Allah Resûlü'nü bütün sahabiler çok seviyorlardı ve hepsi de O'na gönülden bağlıydılar. Esasen böyle bir bağlılığın da hiçbir zararı yoktur. Ancak yanlış olan, O'nun getirdiği mesajı O'na bağlı görmek ve O gidince de her şey bitti zannetmektir.
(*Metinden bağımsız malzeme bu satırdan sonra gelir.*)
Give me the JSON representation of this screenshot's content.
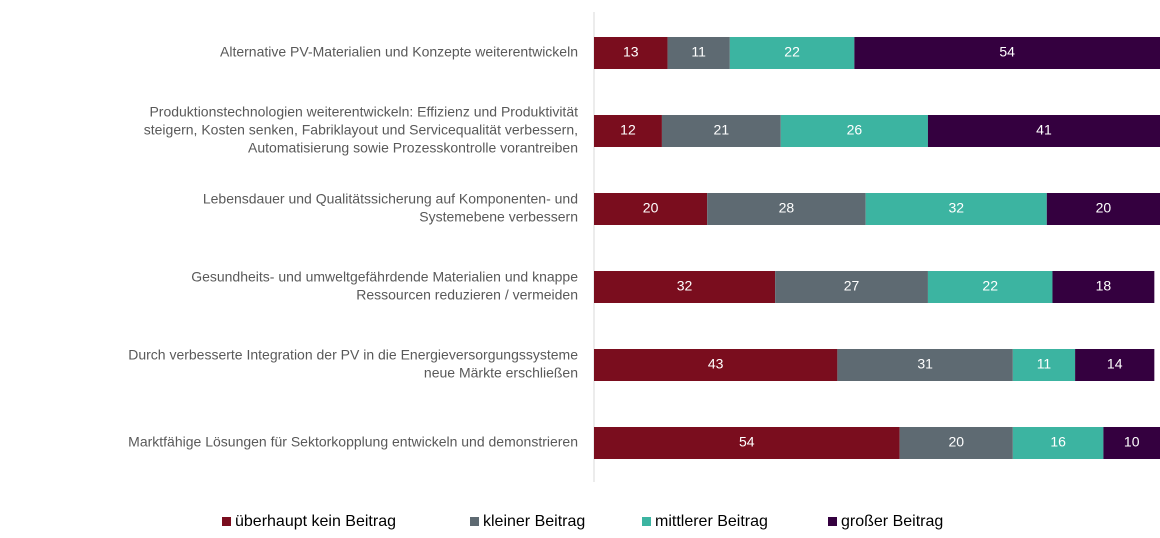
{
  "chart_data": {
    "type": "stacked_barh",
    "categories": [
      [
        "Alternative PV-Materialien und Konzepte weiterentwickeln"
      ],
      [
        "Produktionstechnologien weiterentwickeln: Effizienz und Produktivität",
        "steigern, Kosten senken, Fabriklayout und Servicequalität verbessern,",
        "Automatisierung sowie Prozesskontrolle vorantreiben"
      ],
      [
        "Lebensdauer und Qualitätssicherung auf Komponenten- und",
        "Systemebene verbessern"
      ],
      [
        "Gesundheits- und umweltgefährdende Materialien und knappe",
        "Ressourcen reduzieren / vermeiden"
      ],
      [
        "Durch verbesserte Integration der PV in die Energieversorgungssysteme",
        "neue Märkte erschließen"
      ],
      [
        "Marktfähige Lösungen für Sektorkopplung entwickeln und demonstrieren"
      ]
    ],
    "series": [
      {
        "name": "überhaupt kein Beitrag",
        "color": "#7a0d1e",
        "values": [
          13,
          12,
          20,
          32,
          43,
          54
        ]
      },
      {
        "name": "kleiner Beitrag",
        "color": "#5e6a72",
        "values": [
          11,
          21,
          28,
          27,
          31,
          20
        ]
      },
      {
        "name": "mittlerer Beitrag",
        "color": "#3cb4a1",
        "values": [
          22,
          26,
          32,
          22,
          11,
          16
        ]
      },
      {
        "name": "großer Beitrag",
        "color": "#34003f",
        "values": [
          54,
          41,
          20,
          18,
          14,
          10
        ]
      }
    ],
    "xlim": [
      0,
      100
    ],
    "legend": "bottom"
  }
}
Hazreti Ebû Bekir'in sergilediği bu şuurlu tabloyu, Hazreti Ömer'in hilafeti zamanında da görüyoruz. Hazreti Halid, Hazreti Ömer'in ordu komutanıdır. O, atını İran'ın üzerine sürdüğünde İran'ın bütün güçlerini çökertir, Roma İmparatorluğu'nun üzerine sürdüğünde de onların surlarını yıkar ve eşi benzeri olmayan büyük bir askerî deha gösterir. İşte Hazreti Ömer bu büyük komutanı görevinden azletmiş ve azil sebebini de şöyle ifade etmiştir: “Halid! Allah biliyor ki seni çok seviyorum. Fakat
halk, elde edilen zaferleri, senin şahsında buluyor. Ama ben biliyorum ki, bu zaferleri bize ihsan eden Allah'tır. Bu sebeple seni görevinden azlediyorum.” Nitekim Hazreti Halid görevinden alındıktan sonra da zaferler yine devam etmiş ve halk, kazanılan zaferlerin Hazreti Halid'den değil Allah'ın lütfundan kaynaklandığını anlamıştır.
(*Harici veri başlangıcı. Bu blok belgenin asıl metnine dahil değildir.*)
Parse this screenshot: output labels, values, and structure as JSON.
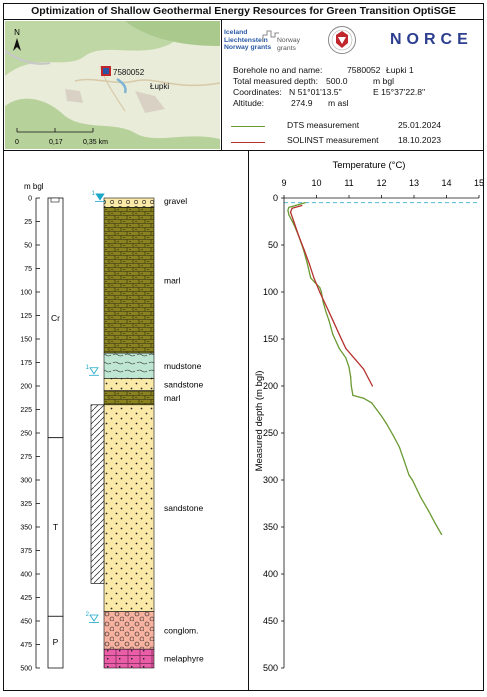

Eskiden olduğu gibi günümüzde de bu düşünceye saplanıp bir kısım meseleleri şahıslarda görenler olmuştur. Hâlbuki İslam'daki fetih hareketleri, Efendimiz'in vefatından sonra devam ettiği gibi manevi sahadaki fetihler de her zaman sürüp gitmiştir. Mesela
Abdülkadir Geylani Hazretleri’yle, Şâh-ı Nakşibendi Hazretleri vefat etmişler; ancak günümüze kadar onların devamı mahiyetinde nice insanlar gelmiştir.
Aslında her müminin böyle düşünmesi gerekir. Çünkü hepimize Allah'ın lütfu müşterek olarak gelmektedir.
ÖZETLE
1- Yapılan herhangi bir hizmette bazı şahısların yeri inkâr edilemez; ancak şahıslar, aynı zamanda tamamen hizmet demek de değildir.
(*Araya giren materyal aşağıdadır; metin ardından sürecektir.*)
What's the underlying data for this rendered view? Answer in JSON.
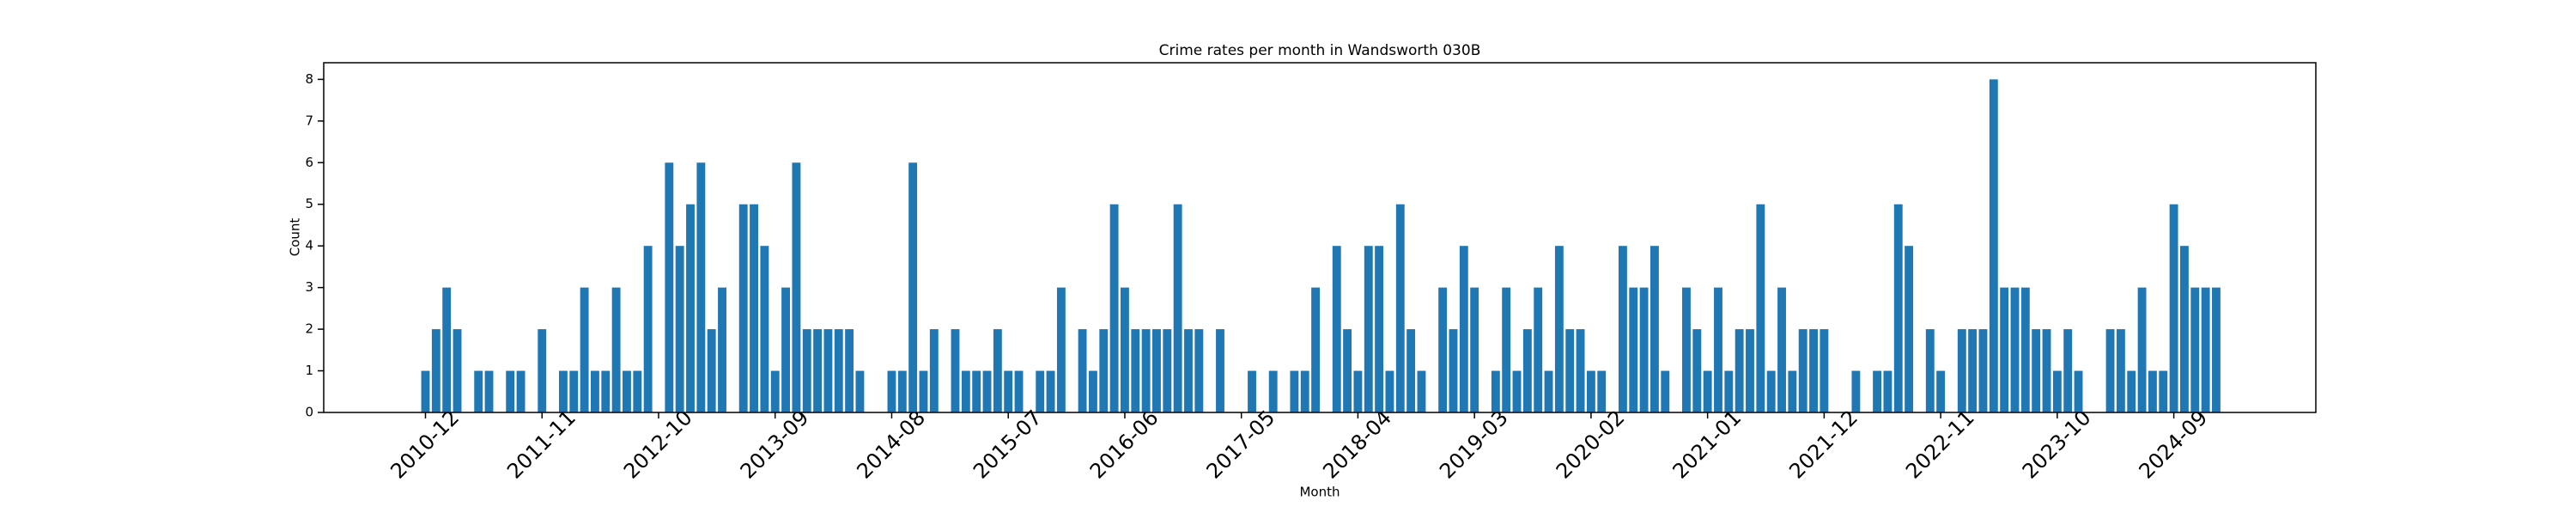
{
  "chart_data": {
    "type": "bar",
    "title": "Crime rates per month in Wandsworth 030B",
    "xlabel": "Month",
    "ylabel": "Count",
    "color": "#1f77b4",
    "categories": [
      "2010-12",
      null,
      null,
      null,
      null,
      null,
      null,
      null,
      null,
      null,
      null,
      "2011-11",
      null,
      null,
      null,
      null,
      null,
      null,
      null,
      null,
      null,
      null,
      "2012-10",
      null,
      null,
      null,
      null,
      null,
      null,
      null,
      null,
      null,
      null,
      "2013-09",
      null,
      null,
      null,
      null,
      null,
      null,
      null,
      null,
      null,
      null,
      "2014-08",
      null,
      null,
      null,
      null,
      null,
      null,
      null,
      null,
      null,
      null,
      "2015-07",
      null,
      null,
      null,
      null,
      null,
      null,
      null,
      null,
      null,
      null,
      "2016-06",
      null,
      null,
      null,
      null,
      null,
      null,
      null,
      null,
      null,
      null,
      "2017-05",
      null,
      null,
      null,
      null,
      null,
      null,
      null,
      null,
      null,
      null,
      "2018-04",
      null,
      null,
      null,
      null,
      null,
      null,
      null,
      null,
      null,
      null,
      "2019-03",
      null,
      null,
      null,
      null,
      null,
      null,
      null,
      null,
      null,
      null,
      "2020-02",
      null,
      null,
      null,
      null,
      null,
      null,
      null,
      null,
      null,
      null,
      "2021-01",
      null,
      null,
      null,
      null,
      null,
      null,
      null,
      null,
      null,
      null,
      "2021-12",
      null,
      null,
      null,
      null,
      null,
      null,
      null,
      null,
      null,
      null,
      "2022-11",
      null,
      null,
      null,
      null,
      null,
      null,
      null,
      null,
      null,
      null,
      "2023-10",
      null,
      null,
      null,
      null,
      null,
      null,
      null,
      null,
      null,
      null,
      "2024-09",
      null,
      null,
      null,
      null
    ],
    "values": [
      1,
      2,
      3,
      2,
      0,
      1,
      1,
      0,
      1,
      1,
      0,
      2,
      0,
      1,
      1,
      3,
      1,
      1,
      3,
      1,
      1,
      4,
      0,
      6,
      4,
      5,
      6,
      2,
      3,
      0,
      5,
      5,
      4,
      1,
      3,
      6,
      2,
      2,
      2,
      2,
      2,
      1,
      0,
      0,
      1,
      1,
      6,
      1,
      2,
      0,
      2,
      1,
      1,
      1,
      2,
      1,
      1,
      0,
      1,
      1,
      3,
      0,
      2,
      1,
      2,
      5,
      3,
      2,
      2,
      2,
      2,
      5,
      2,
      2,
      0,
      2,
      0,
      0,
      1,
      0,
      1,
      0,
      1,
      1,
      3,
      0,
      4,
      2,
      1,
      4,
      4,
      1,
      5,
      2,
      1,
      0,
      3,
      2,
      4,
      3,
      0,
      1,
      3,
      1,
      2,
      3,
      1,
      4,
      2,
      2,
      1,
      1,
      0,
      4,
      3,
      3,
      4,
      1,
      0,
      3,
      2,
      1,
      3,
      1,
      2,
      2,
      5,
      1,
      3,
      1,
      2,
      2,
      2,
      0,
      0,
      1,
      0,
      1,
      1,
      5,
      4,
      0,
      2,
      1,
      0,
      2,
      2,
      2,
      8,
      3,
      3,
      3,
      2,
      2,
      1,
      2,
      1,
      0,
      0,
      2,
      2,
      1,
      3,
      1,
      1,
      5,
      4,
      3,
      3,
      3
    ],
    "ylim": [
      0,
      8.4
    ],
    "yticks": [
      0,
      1,
      2,
      3,
      4,
      5,
      6,
      7,
      8
    ]
  }
}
2- Büyüklere düşen kimseden saygı ve hürmet beklememek, bize düşen ise onlar istemese de her zaman ve zeminde onlara karşı saygılı davranmaktır.
3- “Falan kişi ayrılırsa heyetimiz yıkılır, dağılır” anlayışı içinde, belli şahıslara bel bağlayıp, her şeyi onların şahsında bulmak, İslam'ın saf ve duru akidesine ters düşmektedir.